Sensititre CAN1MSF | E. asburiae N22-01531 | | E.coli TOP10 (pFRI-12TF)a | | E.coli TOP10 (pblaFRI-12)b | | E.coli TOP 10 | |
amikacin | <=8 | S | <=8 | S | <=8 | S | <=8 | S |
aztreonam | 16 | R | > 16 | R | > 16 | R | <=1 | S |
cefepime | <=1 | S | <=1 | S | <=1 | S | <=1 | S |
ceftazidime | <=4 | S | <=4 | S | <=4 | S | <=4 | S |
ceftriaxone | <=1 | S | 4 | R | <=1 | S | <=1 | S |
ceftazidime/avibactam | <=4 | S | <=4 | S | <=4 | S | <=4 | S |
ciprofloxacin | <=0.06 | S | <=0.06 | S | <=0.06 | S | <=0.06 | S |
colistin | <=1 | I | <=1 | I | <=1 | I | <=1 | I |
doxycycline | <=4 | S | <=4 | S | <=4 | S | <=4 | S |
ertapenem | <=0.25 | S | > 2 | R | <=0.25 | S | <=0.25 | S |
ceftolozone/tazobactam | <=1 | S | 8 | R | <=1 | S | <=1 | S |
gentamicin | <=2 | S | <=2 | S | <=2 | S | <=2 | S |
imipenem/relebactam | 2 | S | <=1 | S | <=1 | S | <=1 | S |
levofloxacin | <=0.5 | S | <=0.5 | S | <=0.5 | S | <=0.5 | S |
meropenem | 0.25 | S | 4 | R | <=0.06 | S | <=0.06 | S |
meropenem/vaborbactam | <=1 | S | <=1 | S | <=1 | S | <=1 | S |
minocycline | <=4 | S | <=4 | S | <=4 | S | <=4 | S |
piperacillin/tazobactam | <=8 | S | > 64 | R | > 64 | R | <=8 | S |
plazomicin | <=1 | S | <=1 | S | <=1 | S | <=1 | S |
tigecycline | <=0.5 | S | <=0.5 | S | <=0.5 | S | <=0.5 | S |
tobramycin | <=2 | S | <=2 | S | <=2 | S | <=2 | S |
trimethoprim/ sulfamethoxazole | <=2 | S | <=2 | S | <=2 | S | <=2 | S |
Etest | | | | | | | | |
cefoxitin | 6 | S | 8 | S | 8 | S | < 0.25 | S |
Imipenem | 2 | I | 4 | R | 0.5 | S | 0.125 | S |
Bold formating indicates resistant phenotype according to CLSI (M100:2023). S-susceptible; I-intermediate; R-resistant
aE.coli TOP10 electrotransformed with pFRI-12
b bla FRI−12 and upstream region amplified from N22-01531 with primers FRI-12A (forward-GATTTCTCATTGTATACCAACC) and FRI-12B (reverse-TGGCGGACATTTCATGGCGC), cloned into pCR21.TOPO (ThermoFisher Scientific). pCR2.TOPO contains an ampicillin resistance gene (blaTEM−1) and kanamycin resistance gene (aphII).

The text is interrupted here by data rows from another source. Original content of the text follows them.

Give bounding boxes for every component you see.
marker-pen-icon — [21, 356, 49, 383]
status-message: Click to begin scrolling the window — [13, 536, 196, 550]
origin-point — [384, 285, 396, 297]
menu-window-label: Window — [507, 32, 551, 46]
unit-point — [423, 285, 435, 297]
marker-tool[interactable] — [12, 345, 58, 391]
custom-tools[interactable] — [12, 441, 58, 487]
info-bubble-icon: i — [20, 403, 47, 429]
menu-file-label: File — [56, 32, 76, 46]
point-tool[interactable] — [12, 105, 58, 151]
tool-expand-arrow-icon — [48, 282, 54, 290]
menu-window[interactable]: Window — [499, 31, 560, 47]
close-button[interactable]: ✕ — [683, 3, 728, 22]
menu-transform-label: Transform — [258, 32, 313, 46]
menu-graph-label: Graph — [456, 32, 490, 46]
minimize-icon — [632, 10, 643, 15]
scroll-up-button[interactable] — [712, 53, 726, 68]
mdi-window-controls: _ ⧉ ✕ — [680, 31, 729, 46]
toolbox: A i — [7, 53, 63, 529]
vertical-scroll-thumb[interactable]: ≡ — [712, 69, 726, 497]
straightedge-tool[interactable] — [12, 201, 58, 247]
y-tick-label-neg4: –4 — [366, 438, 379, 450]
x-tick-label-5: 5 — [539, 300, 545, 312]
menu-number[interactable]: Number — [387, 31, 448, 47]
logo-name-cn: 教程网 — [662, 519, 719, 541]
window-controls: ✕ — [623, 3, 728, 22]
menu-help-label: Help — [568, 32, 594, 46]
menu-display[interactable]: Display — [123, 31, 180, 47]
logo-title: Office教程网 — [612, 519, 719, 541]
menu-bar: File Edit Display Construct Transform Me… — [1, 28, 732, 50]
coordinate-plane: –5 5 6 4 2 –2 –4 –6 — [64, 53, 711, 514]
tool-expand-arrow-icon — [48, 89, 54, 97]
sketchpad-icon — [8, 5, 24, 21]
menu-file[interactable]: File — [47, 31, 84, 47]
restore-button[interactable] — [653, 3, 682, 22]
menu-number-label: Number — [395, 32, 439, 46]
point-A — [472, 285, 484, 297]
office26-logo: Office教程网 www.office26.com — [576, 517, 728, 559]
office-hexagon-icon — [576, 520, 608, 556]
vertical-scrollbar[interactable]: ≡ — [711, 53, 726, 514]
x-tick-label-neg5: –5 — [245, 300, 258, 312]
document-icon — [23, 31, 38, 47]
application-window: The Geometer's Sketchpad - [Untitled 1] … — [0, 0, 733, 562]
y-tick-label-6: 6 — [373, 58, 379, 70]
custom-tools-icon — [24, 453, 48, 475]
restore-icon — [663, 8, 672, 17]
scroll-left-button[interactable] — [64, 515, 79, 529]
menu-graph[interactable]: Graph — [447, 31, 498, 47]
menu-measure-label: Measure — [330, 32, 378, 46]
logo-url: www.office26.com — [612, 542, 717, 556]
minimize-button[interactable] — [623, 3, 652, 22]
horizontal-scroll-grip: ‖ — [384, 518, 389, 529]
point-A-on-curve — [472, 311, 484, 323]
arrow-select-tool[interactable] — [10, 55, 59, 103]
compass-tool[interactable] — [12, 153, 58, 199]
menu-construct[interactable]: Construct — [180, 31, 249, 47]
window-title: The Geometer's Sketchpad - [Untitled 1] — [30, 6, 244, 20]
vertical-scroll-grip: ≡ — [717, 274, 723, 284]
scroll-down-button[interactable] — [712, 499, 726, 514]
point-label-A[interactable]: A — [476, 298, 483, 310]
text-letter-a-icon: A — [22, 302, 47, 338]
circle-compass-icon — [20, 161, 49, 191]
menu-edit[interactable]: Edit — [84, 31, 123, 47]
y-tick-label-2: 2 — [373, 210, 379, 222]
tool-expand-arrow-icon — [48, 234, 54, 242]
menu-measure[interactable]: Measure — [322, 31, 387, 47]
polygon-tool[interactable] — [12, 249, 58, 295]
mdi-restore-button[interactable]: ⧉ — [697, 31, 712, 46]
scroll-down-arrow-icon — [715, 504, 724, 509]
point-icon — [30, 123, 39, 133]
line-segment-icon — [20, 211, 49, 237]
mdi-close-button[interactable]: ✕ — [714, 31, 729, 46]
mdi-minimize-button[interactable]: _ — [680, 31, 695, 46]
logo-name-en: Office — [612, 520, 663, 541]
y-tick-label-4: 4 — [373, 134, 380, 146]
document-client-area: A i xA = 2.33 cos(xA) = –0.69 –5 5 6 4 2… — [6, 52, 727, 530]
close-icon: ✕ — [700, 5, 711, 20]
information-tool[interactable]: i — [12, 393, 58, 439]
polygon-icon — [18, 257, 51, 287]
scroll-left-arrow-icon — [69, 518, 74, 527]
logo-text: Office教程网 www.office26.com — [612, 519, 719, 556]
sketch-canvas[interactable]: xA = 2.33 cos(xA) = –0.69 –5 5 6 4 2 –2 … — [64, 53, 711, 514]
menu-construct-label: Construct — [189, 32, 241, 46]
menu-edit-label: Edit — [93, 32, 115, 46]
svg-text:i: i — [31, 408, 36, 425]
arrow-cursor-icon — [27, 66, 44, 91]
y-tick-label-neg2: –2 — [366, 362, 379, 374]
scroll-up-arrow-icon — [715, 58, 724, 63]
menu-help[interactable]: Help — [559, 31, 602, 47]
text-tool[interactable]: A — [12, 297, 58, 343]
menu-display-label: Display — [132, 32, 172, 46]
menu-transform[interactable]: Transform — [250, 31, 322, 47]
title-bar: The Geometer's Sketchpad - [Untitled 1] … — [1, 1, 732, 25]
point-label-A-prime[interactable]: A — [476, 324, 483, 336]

Figure 1. FRI-12 plasmid generated with Proksee. Innermost two tracks represent forward and reverse open reading frames of pN22-01531. Third track represents BLASTn of FRI-12 plasmid to its closest related plasmid (pFRI-5). Outer two tracks are annotations generated by CARD RGI and mobileOG databases.
Supplementary Fig. 1. Amino Acid alignment of FRI-variants and phylogenetic tree showing relatedness among FRI-type sequences. Conserved Ambler class A regions; active site motifs 70SXXK73, 130SDN132, 166EXXXN170 and 234KTG236 and cysteine residues C69 and C238 are shown [6].
Supplementary Fig. 2. Schematic representation of FRI region among all FRI variants. Black arrows are hypothetical proteins. All other arrows are labelled.